Minor pedantic quibble: some vaccines are unsafe for a very small subset of the population, mainly people with compromised immune systems or severe allergies to components of the vaccines. I'm pretty sure doctors check for this before sticking the needle in. These people are one of the reasons why herd immunity is so important, because the only thing protecting them from certain diseases is the fact that the rest of the population can't act as carriers. Most of us won't be harmed if one of Jenny McCarthy's kids coughs on us, because we've had the shots - but the unlucky few who really can't get vaccinated are screwed.

Fair point. There's always the possibility of allergic reaction with any medication. What I had meant to say was that there was no credible evidence of a causal link between vaccination and, for example, conditions like autism as the anti-vaccine people claim.

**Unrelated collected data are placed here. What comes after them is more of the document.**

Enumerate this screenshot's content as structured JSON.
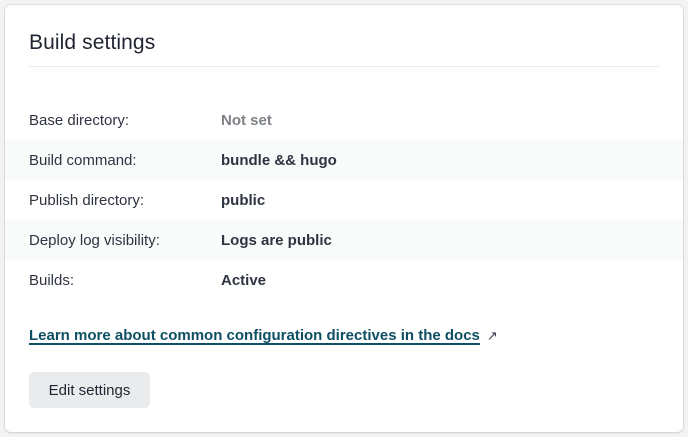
{
  "card": {
    "title": "Build settings"
  },
  "settings": [
    {
      "label": "Base directory:",
      "value": "Not set",
      "muted": true
    },
    {
      "label": "Build command:",
      "value": "bundle && hugo",
      "muted": false
    },
    {
      "label": "Publish directory:",
      "value": "public",
      "muted": false
    },
    {
      "label": "Deploy log visibility:",
      "value": "Logs are public",
      "muted": false
    },
    {
      "label": "Builds:",
      "value": "Active",
      "muted": false
    }
  ],
  "docs_link": {
    "text": "Learn more about common configuration directives in the docs",
    "icon": "external-link-icon"
  },
  "actions": {
    "edit_label": "Edit settings"
  },
  "colors": {
    "link": "#0e4f63",
    "muted_value": "#7d8289",
    "button_bg": "#e9ebed"
  }
}
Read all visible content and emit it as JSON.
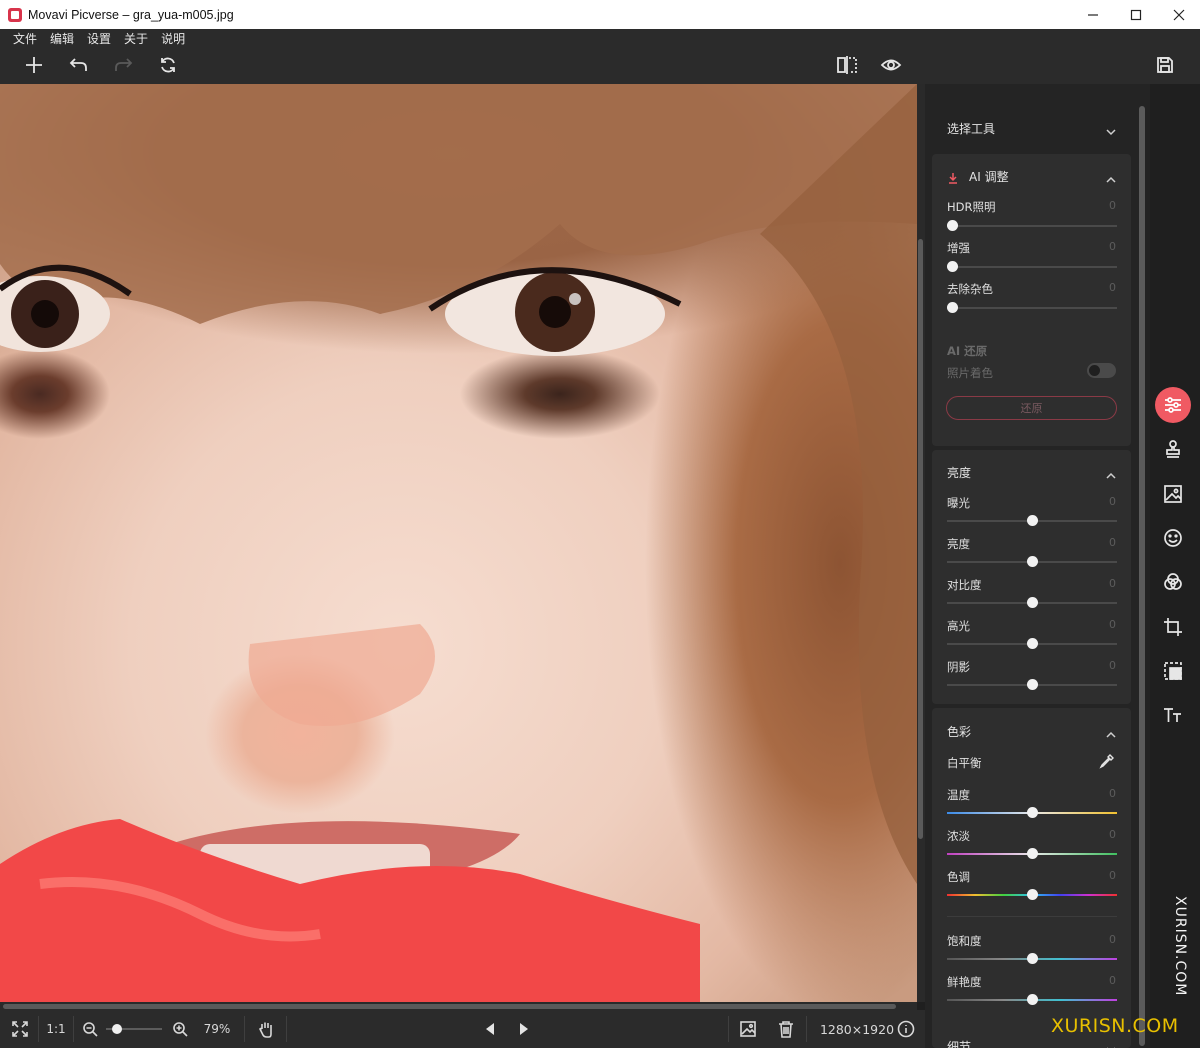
{
  "window": {
    "title": "Movavi Picverse – gra_yua-m005.jpg",
    "minimize_icon": "minimize-icon",
    "maximize_icon": "maximize-icon",
    "close_icon": "close-icon"
  },
  "menu": [
    "文件",
    "编辑",
    "设置",
    "关于",
    "说明"
  ],
  "toolbar": {
    "left": [
      "add-icon",
      "undo-icon",
      "redo-icon",
      "reset-icon"
    ],
    "center": [
      "compare-icon",
      "preview-eye-icon"
    ],
    "right": [
      "save-icon"
    ]
  },
  "bottombar": {
    "fit_icon": "fit-screen-icon",
    "one_to_one": "1:1",
    "zoom_level": "79%",
    "zoom_fraction": 0.2,
    "dimensions": "1280×1920"
  },
  "panel": {
    "select_tool": {
      "title": "选择工具"
    },
    "ai_adjust": {
      "title": "AI 调整",
      "sliders": [
        {
          "label": "HDR照明",
          "value": "0"
        },
        {
          "label": "增强",
          "value": "0"
        },
        {
          "label": "去除杂色",
          "value": "0"
        }
      ],
      "restore_title": "AI 还原",
      "photo_color_label": "照片着色",
      "restore_button": "还原"
    },
    "brightness": {
      "title": "亮度",
      "sliders": [
        {
          "label": "曝光",
          "value": "0"
        },
        {
          "label": "亮度",
          "value": "0"
        },
        {
          "label": "对比度",
          "value": "0"
        },
        {
          "label": "高光",
          "value": "0"
        },
        {
          "label": "阴影",
          "value": "0"
        }
      ]
    },
    "color": {
      "title": "色彩",
      "white_balance": "白平衡",
      "sliders": [
        {
          "label": "温度",
          "value": "0"
        },
        {
          "label": "浓淡",
          "value": "0"
        },
        {
          "label": "色调",
          "value": "0"
        },
        {
          "label": "饱和度",
          "value": "0"
        },
        {
          "label": "鲜艳度",
          "value": "0"
        }
      ]
    },
    "details": {
      "title": "细节"
    }
  },
  "tools": [
    "adjust-icon",
    "stamp-icon",
    "background-icon",
    "face-icon",
    "filters-icon",
    "crop-icon",
    "transform-icon",
    "text-icon"
  ],
  "watermark": {
    "vertical": "XURISN.COM",
    "horizontal": "XURISN.COM"
  },
  "colors": {
    "accent": "#f05a63",
    "panel_bg": "#242424",
    "toolbar_bg": "#2b2b2b"
  }
}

Comment Re:This is an ancient one... (Score 1) 588

Obviously, it would be hugely unethical and pointlessly cruel to advocate the use of vaccines whose risks outweigh their benefits (and, since vaccination for a selection of potentially-serious childhood diseases, as well as less common but more serious diseases, if we have the vaccine available and you are in a suitable risk group, is so enormously common, this is an area of medicine where studying safety both before and after approval is money well spent); but, despite their rhetorical shift, there appears to be no evidence that the 'We don't hate vaccines, we just want safe ones!' groups are actually at all interested in even setting goalposts that vaccines would have to meet to be accepted, much less reviewing evidence as to whether or not existing vaccines do meet those standards.

The sad reality is that the "we just want safe vaccines" claim is a complete red herring. There is no credible evidence that the vaccines are unsafe. There is abundant evidence that not being vaccinated is highly unsafe; not just to you but also to others you might infect. Serious diseases that had been eradicated in the western world have come back, with disastrous consequences (including death) for people who have become infected.

I'm no fan of big-pharma but to claim that this is their fault is ridiculous. The responsibility lies with the anti-vaccine zealots, who persist in ignoring all the evidence in front of them.

Comment Re:Parallel (Score 1) 510

For fear of being modded down into oblivion, I'll post anonymously.

"The very existence of cochlear implants wrongly presupposes that a deaf person is in need of fixing."

This just smacks of self-conscious defensiveness. It is wrong.

The BBC has a magazine program for deaf people called "See Hear". A few years ago they had a studio audience discussion about this very topic and one (very angry) young man said he was proud to be deaf, he wanted to marry a deaf girl, and have deaf kids. That's the kind of thinking that perpetuates these "cultures". My head still spins when I think about it.